On top of all this though, is a realisation of the impact on consumer behaviour of promoting a one-off sales extravaganza. Perhaps dreading the crowds and aggressiveness of fellow bargain-hunters, some 90 per cent of shoppers stayed home last year to shop online instead. This meant online retailers, like Amazon, benefited from custom that would, under normal circumstances, have gone to high-street shops already struggling to compete with the internet (although internet shoppers’ tales of late deliveries may well have provided traditional retailers with a crumb of comfort).

Despite these drawbacks, it is highly unlikely that, now it has built momentum, the Black Friday juggernaut will be stopped but, to me, it is clear why Argos and its fellows are right to try. Wild scenes in shops and reports of botched deliveries are hardly a ringing endorsement, and merely serve to tarnish the image of the stores involved – especially premium brands, like John Lewis. Ultimately, they have the potential to put consumers off engaging in Black Friday either on the high street or in the digital space.

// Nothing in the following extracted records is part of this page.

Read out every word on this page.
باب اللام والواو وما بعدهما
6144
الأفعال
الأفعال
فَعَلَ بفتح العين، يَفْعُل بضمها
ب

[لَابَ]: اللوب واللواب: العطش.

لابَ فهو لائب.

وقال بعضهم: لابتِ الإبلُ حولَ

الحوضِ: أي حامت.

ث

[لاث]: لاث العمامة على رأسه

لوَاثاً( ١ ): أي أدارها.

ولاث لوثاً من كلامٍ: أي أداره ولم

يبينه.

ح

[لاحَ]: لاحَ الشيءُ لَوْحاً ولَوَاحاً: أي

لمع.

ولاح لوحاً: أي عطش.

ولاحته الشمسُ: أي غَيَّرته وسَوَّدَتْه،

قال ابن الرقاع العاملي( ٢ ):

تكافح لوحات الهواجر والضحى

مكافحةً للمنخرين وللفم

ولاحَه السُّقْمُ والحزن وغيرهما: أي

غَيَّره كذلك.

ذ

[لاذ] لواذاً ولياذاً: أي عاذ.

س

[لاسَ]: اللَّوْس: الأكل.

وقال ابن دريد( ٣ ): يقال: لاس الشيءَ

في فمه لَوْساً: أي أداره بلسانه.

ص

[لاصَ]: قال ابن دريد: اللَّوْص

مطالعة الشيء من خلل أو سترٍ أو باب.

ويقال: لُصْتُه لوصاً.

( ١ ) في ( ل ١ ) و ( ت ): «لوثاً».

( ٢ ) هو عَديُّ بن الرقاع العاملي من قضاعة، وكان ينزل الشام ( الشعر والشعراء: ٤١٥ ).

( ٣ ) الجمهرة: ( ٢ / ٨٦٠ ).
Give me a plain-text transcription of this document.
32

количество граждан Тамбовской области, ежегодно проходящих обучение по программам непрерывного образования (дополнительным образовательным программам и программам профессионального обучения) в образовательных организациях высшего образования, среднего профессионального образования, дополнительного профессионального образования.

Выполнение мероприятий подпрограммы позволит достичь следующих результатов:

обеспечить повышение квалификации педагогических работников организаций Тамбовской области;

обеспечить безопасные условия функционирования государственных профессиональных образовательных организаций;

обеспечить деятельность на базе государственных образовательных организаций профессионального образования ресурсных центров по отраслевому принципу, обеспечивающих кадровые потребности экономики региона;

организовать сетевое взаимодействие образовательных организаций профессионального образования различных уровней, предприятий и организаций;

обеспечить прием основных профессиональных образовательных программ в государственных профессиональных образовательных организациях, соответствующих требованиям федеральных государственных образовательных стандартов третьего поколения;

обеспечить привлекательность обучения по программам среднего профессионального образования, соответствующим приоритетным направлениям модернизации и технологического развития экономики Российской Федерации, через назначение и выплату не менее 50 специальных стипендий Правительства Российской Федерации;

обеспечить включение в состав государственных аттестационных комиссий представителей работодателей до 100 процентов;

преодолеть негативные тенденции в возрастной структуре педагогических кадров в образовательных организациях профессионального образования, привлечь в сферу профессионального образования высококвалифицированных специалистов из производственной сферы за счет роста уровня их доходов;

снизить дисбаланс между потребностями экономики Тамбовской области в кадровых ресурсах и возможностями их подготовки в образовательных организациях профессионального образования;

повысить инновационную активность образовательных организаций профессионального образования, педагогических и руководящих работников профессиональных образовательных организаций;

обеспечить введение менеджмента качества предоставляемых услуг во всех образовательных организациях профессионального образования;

Argos, John Lewis and its fellows are taking a bold and empowering step in shunning this particular sales event. By swimming against the tide, they not only ensure they stand out against their competitors, they also demonstrate a confidence in their products and their pricing that will chime with consumers looking for the latest quality goods to spend their hard-earned cash on, rather than end-of-line items.

Moreover, by spreading their discounts over the entire Christmas and New-Year period, these retailers can ensure their consumers don’t end up with shopping fatigue. They can make sure their customers keep coming back to their shops over the festive season, relieving the pressure on their stores and staff, as well as encouraging them to spend more than they perhaps would in a one-off hectic visit.